In star topology, each remote site connects directly to a center location; drawn on paper, it looks like a star. When remote locations are connected over fiber, using 10GbE on the backbone just makes sense. In fact, for larger locations, you can bond connections to support 20GbE, 40GbE and larger connections, if the remote location has a significant number of devices to support.

Finally, with virtualization being so popular, and blade server implementations being a cost-effective way to support a large number of host servers, 10GbE from the blade center to the core also makes sense. Many of these virtual environments are supporting 100+ servers on a single blade chassis. In this case, 10GbE links, bonded together to provide even greater throughput, can avert bottlenecking.

Now you’re probably wondering, “Gosh, why hasn’t everyone already moved to this?”

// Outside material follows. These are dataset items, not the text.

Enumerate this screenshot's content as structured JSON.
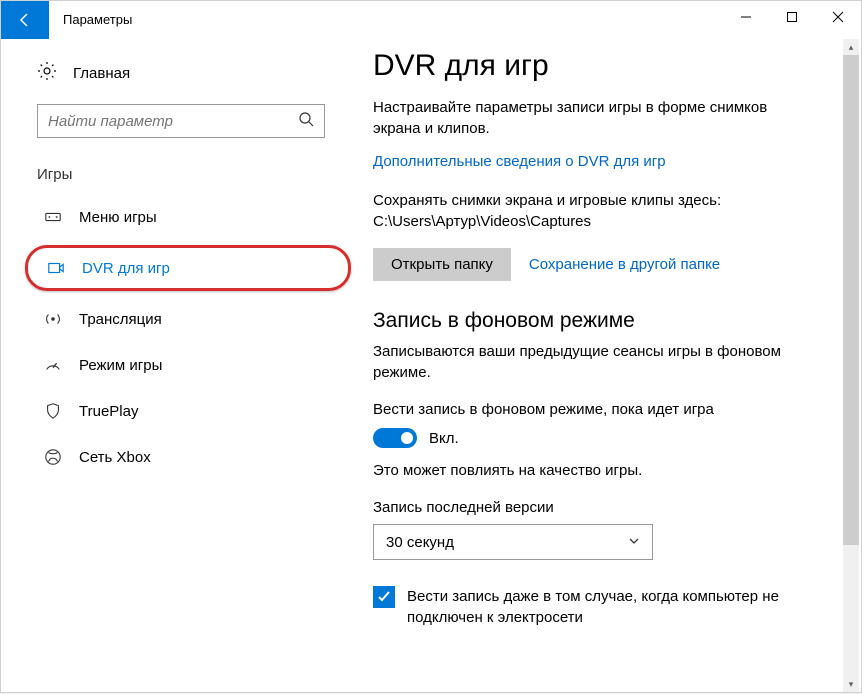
{
  "titlebar": {
    "title": "Параметры"
  },
  "sidebar": {
    "home": "Главная",
    "search_placeholder": "Найти параметр",
    "section": "Игры",
    "items": [
      {
        "label": "Меню игры"
      },
      {
        "label": "DVR для игр"
      },
      {
        "label": "Трансляция"
      },
      {
        "label": "Режим игры"
      },
      {
        "label": "TruePlay"
      },
      {
        "label": "Сеть Xbox"
      }
    ]
  },
  "content": {
    "heading": "DVR для игр",
    "lead": "Настраивайте параметры записи игры в форме снимков экрана и клипов.",
    "learn_more": "Дополнительные сведения о DVR для игр",
    "save_path": "Сохранять снимки экрана и игровые клипы здесь: C:\\Users\\Артур\\Videos\\Captures",
    "open_folder": "Открыть папку",
    "save_other": "Сохранение в другой папке",
    "bg_heading": "Запись в фоновом режиме",
    "bg_desc": "Записываются ваши предыдущие сеансы игры в фоновом режиме.",
    "toggle_label": "Вести запись в фоновом режиме, пока идет игра",
    "toggle_state": "Вкл.",
    "note": "Это может повлиять на качество игры.",
    "last_version_label": "Запись последней версии",
    "duration": "30 секунд",
    "checkbox_label": "Вести запись даже в том случае, когда компьютер не подключен к электросети"
  }
}
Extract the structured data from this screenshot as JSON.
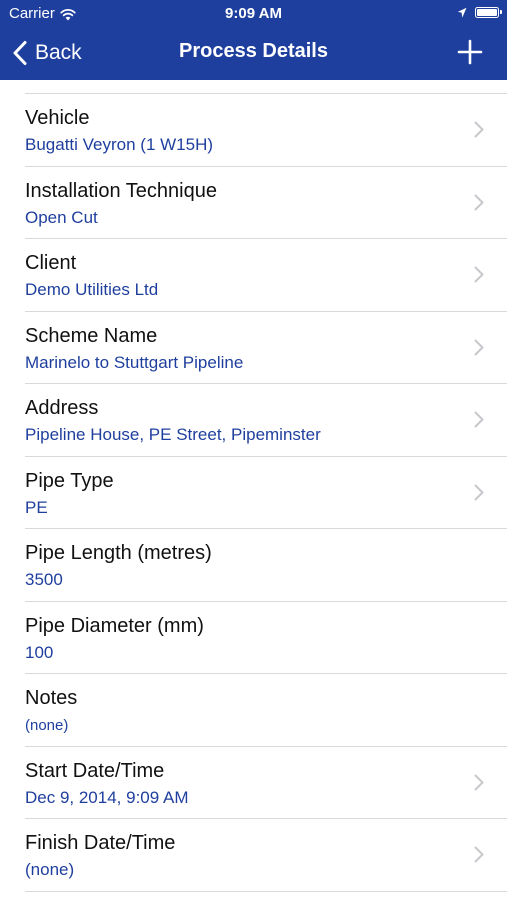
{
  "status_bar": {
    "carrier": "Carrier",
    "time": "9:09 AM"
  },
  "nav": {
    "back_label": "Back",
    "title": "Process Details"
  },
  "rows": [
    {
      "label": "Vehicle",
      "value": "Bugatti Veyron (1 W15H)",
      "disclosure": true
    },
    {
      "label": "Installation Technique",
      "value": "Open Cut",
      "disclosure": true
    },
    {
      "label": "Client",
      "value": "Demo Utilities Ltd",
      "disclosure": true
    },
    {
      "label": "Scheme Name",
      "value": "Marinelo to Stuttgart Pipeline",
      "disclosure": true
    },
    {
      "label": "Address",
      "value": "Pipeline House, PE Street, Pipeminster",
      "disclosure": true
    },
    {
      "label": "Pipe Type",
      "value": "PE",
      "disclosure": true
    },
    {
      "label": "Pipe Length (metres)",
      "value": "3500",
      "disclosure": false
    },
    {
      "label": "Pipe Diameter (mm)",
      "value": "100",
      "disclosure": false
    },
    {
      "label": "Notes",
      "value": "(none)",
      "disclosure": false
    },
    {
      "label": "Start Date/Time",
      "value": "Dec 9, 2014, 9:09 AM",
      "disclosure": true
    },
    {
      "label": "Finish Date/Time",
      "value": "(none)",
      "disclosure": true
    }
  ],
  "colors": {
    "nav_background": "#1f3f9e",
    "value_text": "#1f3f9e",
    "separator": "#d9d9dc",
    "disclosure": "#c7c7cc"
  },
  "icons": {
    "wifi": "wifi-icon",
    "location": "location-arrow-icon",
    "battery": "battery-icon",
    "back": "chevron-left-icon",
    "add": "plus-icon",
    "disclosure": "chevron-right-icon"
  }
}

As with any exotic, high-performance machine, 10GbE is not cheap. 10GbE implementations are a sizable investment, and should only be undertaken where the increased performance offsets costs.

The good news, as always with developing technology, is that 10GbE is becoming more accessible to the masses. When 1GbE was first introduced, it too provided a 10x improvement in performance, but at high cost.

But it’s now the de facto standard for basic implementations.